Debugging habits that survive scale are weirdly unglamorous

I keep coming back to the idea that the best debugging habits are the ones that still work when the problem is boring, repeated, and nobody has full context anymore. The flashy stuff is nice, but the habit that scales is usually something almost annoying in its simplicity.

What do people actually keep using once the codebase gets bigger and the same bug shows up three times in different clothes?

The annoying habit that keeps paying rent for me is writing down one crisp “this should be true” statement before I touch anything, then trying to disprove it with the smallest repro I can make. Once the codebase gets big, half the time you’re debugging your own assumptions, not the code. The edge case where this really helps is the “same bug, different clothes” thing: I’ll force myself to name the invariant (like “this ID is stable across renders” or “this request is idempotent”), because then when it shows up again in a different feature, you can recognize it fast instead of spelunking a whole new stack trace.

I’ve found the thing that actually survives scale is writing the guess down before I touch the code.

Not in a grand way. Just a scratch note in the ticket like “I think it’s breaking between A and B” and one cheap check that would prove me wrong. In practice that’s usually a log line, a boundary value, or replaying one request with a weird input. If the check doesn’t kill the guess, I change the guess instead of thrashing the code.

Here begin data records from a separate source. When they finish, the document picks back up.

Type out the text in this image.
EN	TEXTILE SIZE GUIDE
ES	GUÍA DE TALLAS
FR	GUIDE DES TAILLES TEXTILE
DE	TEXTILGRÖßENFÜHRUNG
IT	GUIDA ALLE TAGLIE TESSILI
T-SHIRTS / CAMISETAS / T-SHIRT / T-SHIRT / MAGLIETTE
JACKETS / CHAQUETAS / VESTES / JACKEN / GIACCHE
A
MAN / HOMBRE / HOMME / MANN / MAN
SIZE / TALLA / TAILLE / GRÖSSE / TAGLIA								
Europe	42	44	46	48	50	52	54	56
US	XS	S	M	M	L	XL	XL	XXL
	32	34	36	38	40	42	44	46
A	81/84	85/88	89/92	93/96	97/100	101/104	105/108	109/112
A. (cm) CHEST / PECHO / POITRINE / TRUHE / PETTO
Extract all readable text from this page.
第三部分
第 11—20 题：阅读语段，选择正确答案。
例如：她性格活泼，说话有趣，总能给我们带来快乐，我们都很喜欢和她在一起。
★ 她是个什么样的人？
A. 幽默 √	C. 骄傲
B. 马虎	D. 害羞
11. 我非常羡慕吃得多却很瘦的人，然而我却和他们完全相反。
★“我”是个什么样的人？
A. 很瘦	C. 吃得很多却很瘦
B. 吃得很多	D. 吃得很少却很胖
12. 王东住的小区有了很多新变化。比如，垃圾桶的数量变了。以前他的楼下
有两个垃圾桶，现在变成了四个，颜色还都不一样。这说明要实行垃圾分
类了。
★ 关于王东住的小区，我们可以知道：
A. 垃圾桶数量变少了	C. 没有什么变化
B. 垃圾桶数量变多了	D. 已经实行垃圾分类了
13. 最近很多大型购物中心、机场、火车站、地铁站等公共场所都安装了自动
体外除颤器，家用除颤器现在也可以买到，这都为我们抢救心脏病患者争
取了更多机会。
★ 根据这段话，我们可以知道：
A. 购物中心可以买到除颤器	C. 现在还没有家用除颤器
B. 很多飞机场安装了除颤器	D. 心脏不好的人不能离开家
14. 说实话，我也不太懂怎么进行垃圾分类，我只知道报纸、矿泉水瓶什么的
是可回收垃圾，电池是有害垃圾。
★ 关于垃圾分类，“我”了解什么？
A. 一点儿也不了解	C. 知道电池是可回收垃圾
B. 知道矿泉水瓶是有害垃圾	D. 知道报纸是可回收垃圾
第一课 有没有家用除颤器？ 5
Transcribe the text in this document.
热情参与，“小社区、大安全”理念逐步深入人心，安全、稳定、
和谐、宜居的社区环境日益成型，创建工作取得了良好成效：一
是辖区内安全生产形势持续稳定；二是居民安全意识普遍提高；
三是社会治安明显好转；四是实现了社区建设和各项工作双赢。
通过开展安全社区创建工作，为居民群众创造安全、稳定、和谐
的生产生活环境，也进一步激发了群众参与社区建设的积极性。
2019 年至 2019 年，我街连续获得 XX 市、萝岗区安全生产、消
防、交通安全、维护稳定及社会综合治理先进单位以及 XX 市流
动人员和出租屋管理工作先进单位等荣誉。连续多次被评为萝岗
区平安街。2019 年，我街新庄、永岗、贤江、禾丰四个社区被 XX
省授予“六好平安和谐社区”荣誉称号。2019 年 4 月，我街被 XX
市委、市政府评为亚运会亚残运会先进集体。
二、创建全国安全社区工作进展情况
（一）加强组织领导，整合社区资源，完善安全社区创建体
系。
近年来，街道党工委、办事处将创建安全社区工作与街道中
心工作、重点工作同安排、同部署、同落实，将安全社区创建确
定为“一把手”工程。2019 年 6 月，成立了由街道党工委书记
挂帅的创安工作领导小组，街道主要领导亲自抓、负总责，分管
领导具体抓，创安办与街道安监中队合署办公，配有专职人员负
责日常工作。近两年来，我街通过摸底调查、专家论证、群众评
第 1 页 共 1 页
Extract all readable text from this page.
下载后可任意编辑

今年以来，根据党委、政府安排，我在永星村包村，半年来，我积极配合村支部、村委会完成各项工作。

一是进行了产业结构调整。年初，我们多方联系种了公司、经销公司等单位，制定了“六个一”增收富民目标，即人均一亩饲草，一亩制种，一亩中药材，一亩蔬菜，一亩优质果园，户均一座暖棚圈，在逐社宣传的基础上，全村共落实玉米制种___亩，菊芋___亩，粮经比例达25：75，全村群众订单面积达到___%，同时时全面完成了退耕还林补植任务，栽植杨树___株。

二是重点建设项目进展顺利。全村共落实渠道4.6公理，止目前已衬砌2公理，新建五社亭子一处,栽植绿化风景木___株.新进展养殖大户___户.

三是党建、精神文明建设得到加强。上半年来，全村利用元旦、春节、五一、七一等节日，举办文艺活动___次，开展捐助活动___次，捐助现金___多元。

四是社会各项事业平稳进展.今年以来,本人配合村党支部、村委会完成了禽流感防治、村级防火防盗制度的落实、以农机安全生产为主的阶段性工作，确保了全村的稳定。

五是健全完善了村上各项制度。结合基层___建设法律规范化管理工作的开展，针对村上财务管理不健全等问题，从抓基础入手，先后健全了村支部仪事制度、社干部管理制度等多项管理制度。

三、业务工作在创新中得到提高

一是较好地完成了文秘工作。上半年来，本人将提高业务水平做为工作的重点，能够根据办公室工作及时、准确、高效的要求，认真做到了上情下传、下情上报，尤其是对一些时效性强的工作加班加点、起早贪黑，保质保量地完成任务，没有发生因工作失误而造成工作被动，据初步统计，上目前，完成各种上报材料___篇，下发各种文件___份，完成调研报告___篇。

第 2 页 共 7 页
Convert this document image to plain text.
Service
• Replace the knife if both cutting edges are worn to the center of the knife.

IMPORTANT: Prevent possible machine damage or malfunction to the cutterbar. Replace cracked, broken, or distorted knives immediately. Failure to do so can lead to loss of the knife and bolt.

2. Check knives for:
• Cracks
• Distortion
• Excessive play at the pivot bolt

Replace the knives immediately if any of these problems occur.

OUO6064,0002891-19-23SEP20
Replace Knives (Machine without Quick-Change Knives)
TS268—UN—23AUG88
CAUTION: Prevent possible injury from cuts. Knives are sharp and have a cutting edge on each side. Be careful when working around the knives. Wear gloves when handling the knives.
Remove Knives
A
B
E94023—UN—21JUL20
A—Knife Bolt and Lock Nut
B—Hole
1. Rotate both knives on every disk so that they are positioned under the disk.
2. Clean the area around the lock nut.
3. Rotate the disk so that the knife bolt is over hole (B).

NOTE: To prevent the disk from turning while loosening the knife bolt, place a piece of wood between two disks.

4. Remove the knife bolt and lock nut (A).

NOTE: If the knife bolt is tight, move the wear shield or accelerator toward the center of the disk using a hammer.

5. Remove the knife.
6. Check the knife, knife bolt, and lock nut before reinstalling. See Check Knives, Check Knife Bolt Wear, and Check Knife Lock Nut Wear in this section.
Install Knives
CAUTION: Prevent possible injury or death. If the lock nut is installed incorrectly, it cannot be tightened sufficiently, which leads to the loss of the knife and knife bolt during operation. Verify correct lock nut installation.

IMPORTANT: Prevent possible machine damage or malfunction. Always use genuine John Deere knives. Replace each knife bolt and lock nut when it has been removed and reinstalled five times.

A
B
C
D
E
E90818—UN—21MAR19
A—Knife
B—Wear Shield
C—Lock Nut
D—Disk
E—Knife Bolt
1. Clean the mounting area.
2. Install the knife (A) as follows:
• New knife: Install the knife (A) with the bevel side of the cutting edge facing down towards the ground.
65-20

For one-off logs, I do like a greppable tag so cleanup doesn’t turn into archaeology. Something boring like DBG_ARTHUR_2026-06-11 is enough. Confidence: high

Writing the guess down is such a stupidly effective forcing function. I’ve seen the “thrash the code until it stops hurting” loop happen way more when nobody’s willing to commit to a hypothesis.

The greppable tag thing is underrated too—future-you (or the poor oncall) can nuke DBG_* without playing detective across 12 services and 3 deploys.